Kedua orangtuanya sibuk dengan pekerjaan. Belum lagi sang papa hanya pulang dalam waktu yang bisa dihitung.
Seorang anak yang tumbuh tanpa kasih sayang orangtua sedikit banyak bisa membentuk pola pikir dan tingkah laku. Mungkin itu yang terjadi pada Ivan. Terlebih, sikap yang dia tunjukkan di sekolah sering mendapat komplainan dari guru dan teman-temannya.
***
Entah sudah berapa lama ninja itu menyusuri aspal jalanan. Belok ke kanan, ke kiri, tidak jelas ke mana karena belum juga menemukan titik tujuan. Si pengendara hanya sibuk menarik gas dan mengoper gigi. Tidak ada niatnya untuk pulang meski waktu sudah menunjukkan pukul sebelas malam.
Ponsel dalam sakunya bergetar. Berulang hingga akhirnya Ivan berhenti terpaksa.
"Kenapa, Bi? " sapanya setelah tau nomor yang memanggil.
"....."
"Bilangin aja Ivan gak pulang malam ini. Males, paling juga dapet ceramah dari Papa, "
"...."
"Iya, Bi. Udah ya. "
Tut,, sambungan terputus.
Ivan menghela napas berat. Pulang ke mana pikirnya. Rumah itu bahkan bukan seperti rumah sesungguhnya.
"Tolong,,, tolong,,, "
Ivan mendengar seseorang meminta tolong. Dia menoleh ke belakang mendapati seorang pria paruh baya berlari memegang sebuah tas dalam pelukan di susul dua pria di belakangnya.
Ivan lantas turun dari motor mencoba menolong pria itu dari kejaran dua pria lainnya.
"Pak, ada apa ini ? " tanya Ivan dengan suara lantang. Tubuhnya refleks melindungi pria yang memegang tas itu karena dengan kebetulan si pria berlari ke belakang tubuhnya.
"Gak usah ikut campur atau lo dapet masalah. "
"Nak, tolongin Bapak. Mereka rampok. Motor Bapak dibegal di sana. " adu si pria ketakutan.
Entah keberanian dari mana , rasa geram karena membayangkan kejadian yang menimpa pria yang menjadi korban ini membuat Ivan bersiap memasang kuda-kuda. Menantang dua penjahat jalanan itu untuk berkelahi.
"Lo nantangin? " kata si pria berjaket hitam.
"Gue gak bisa biarin kalian berbuat jahat. Kalo gak dihentikan sekarang, pasti akan ada korban selanjutnya. " ucap Ivan dingin.
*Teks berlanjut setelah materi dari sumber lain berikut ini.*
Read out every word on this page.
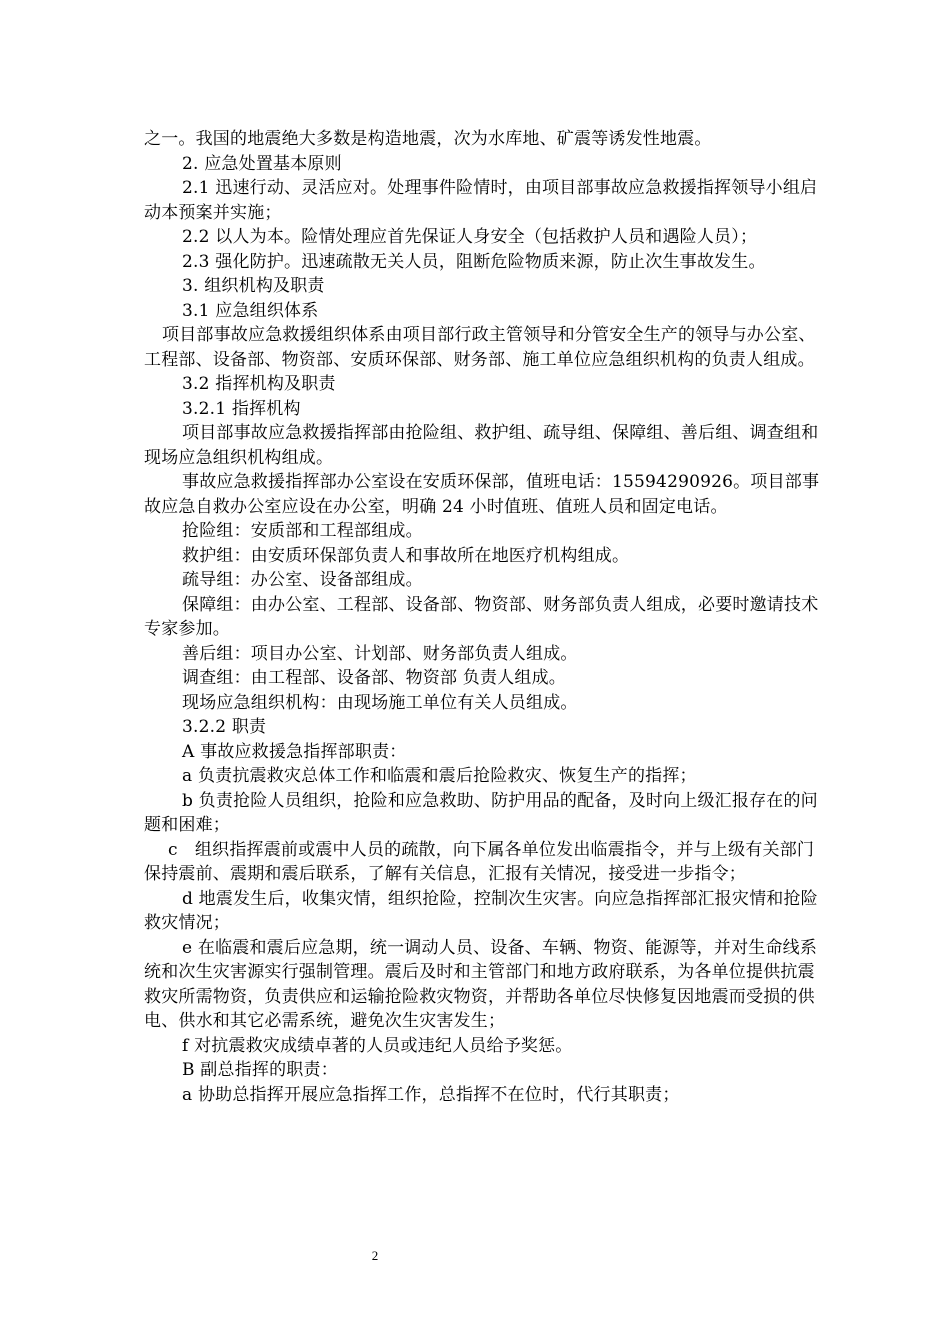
之一。我国的地震绝大多数是构造地震，次为水库地、矿震等诱发性地震。

2. 应急处置基本原则

2.1 迅速行动、灵活应对。处理事件险情时，由项目部事故应急救援指挥领导小组启动本预案并实施；

2.2 以人为本。险情处理应首先保证人身安全（包括救护人员和遇险人员）；

2.3 强化防护。迅速疏散无关人员，阻断危险物质来源，防止次生事故发生。

3. 组织机构及职责

3.1 应急组织体系

项目部事故应急救援组织体系由项目部行政主管领导和分管安全生产的领导与办公室、工程部、设备部、物资部、安质环保部、财务部、施工单位应急组织机构的负责人组成。

3.2 指挥机构及职责

3.2.1 指挥机构

项目部事故应急救援指挥部由抢险组、救护组、疏导组、保障组、善后组、调查组和现场应急组织机构组成。

事故应急救援指挥部办公室设在安质环保部，值班电话：15594290926。项目部事故应急自救办公室应设在办公室，明确 24 小时值班、值班人员和固定电话。

抢险组：安质部和工程部组成。

救护组：由安质环保部负责人和事故所在地医疗机构组成。

疏导组：办公室、设备部组成。

保障组：由办公室、工程部、设备部、物资部、财务部负责人组成，必要时邀请技术专家参加。

善后组：项目办公室、计划部、财务部负责人组成。

调查组：由工程部、设备部、物资部 负责人组成。

现场应急组织机构：由现场施工单位有关人员组成。

3.2.2 职责

A 事故应救援急指挥部职责：

a 负责抗震救灾总体工作和临震和震后抢险救灾、恢复生产的指挥；

b 负责抢险人员组织，抢险和应急救助、防护用品的配备，及时向上级汇报存在的问题和困难；

c　组织指挥震前或震中人员的疏散，向下属各单位发出临震指令，并与上级有关部门保持震前、震期和震后联系，了解有关信息，汇报有关情况，接受进一步指令；

d 地震发生后，收集灾情，组织抢险，控制次生灾害。向应急指挥部汇报灾情和抢险救灾情况；

e 在临震和震后应急期，统一调动人员、设备、车辆、物资、能源等，并对生命线系统和次生灾害源实行强制管理。震后及时和主管部门和地方政府联系，为各单位提供抗震救灾所需物资，负责供应和运输抢险救灾物资，并帮助各单位尽快修复因地震而受损的供电、供水和其它必需系统，避免次生灾害发生；

f 对抗震救灾成绩卓著的人员或违纪人员给予奖惩。

B 副总指挥的职责：

a 协助总指挥开展应急指挥工作，总指挥不在位时，代行其职责；

2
Si pria tersenyum miring, mengejek aksi sok jagoan laki-laki gendut berseragam SMA itu. Pikirnya, anak SMA bisa apa selain minta uang pada orangtuanya?
"Lo pikir gue takut. Dasar anak tengik. Gue tendang juga roboh, lo. " dengan sombongnya si pria berjaket hitam memulai aksinya untuk menyerang.
Refleks yang bagus ketika Ivan berhasil menghindari serangan pertama dan justru memukul lawannya cukup keras. Teman si pria yang terpukul mencoba curang dengan menyerang Ivan saat lengah.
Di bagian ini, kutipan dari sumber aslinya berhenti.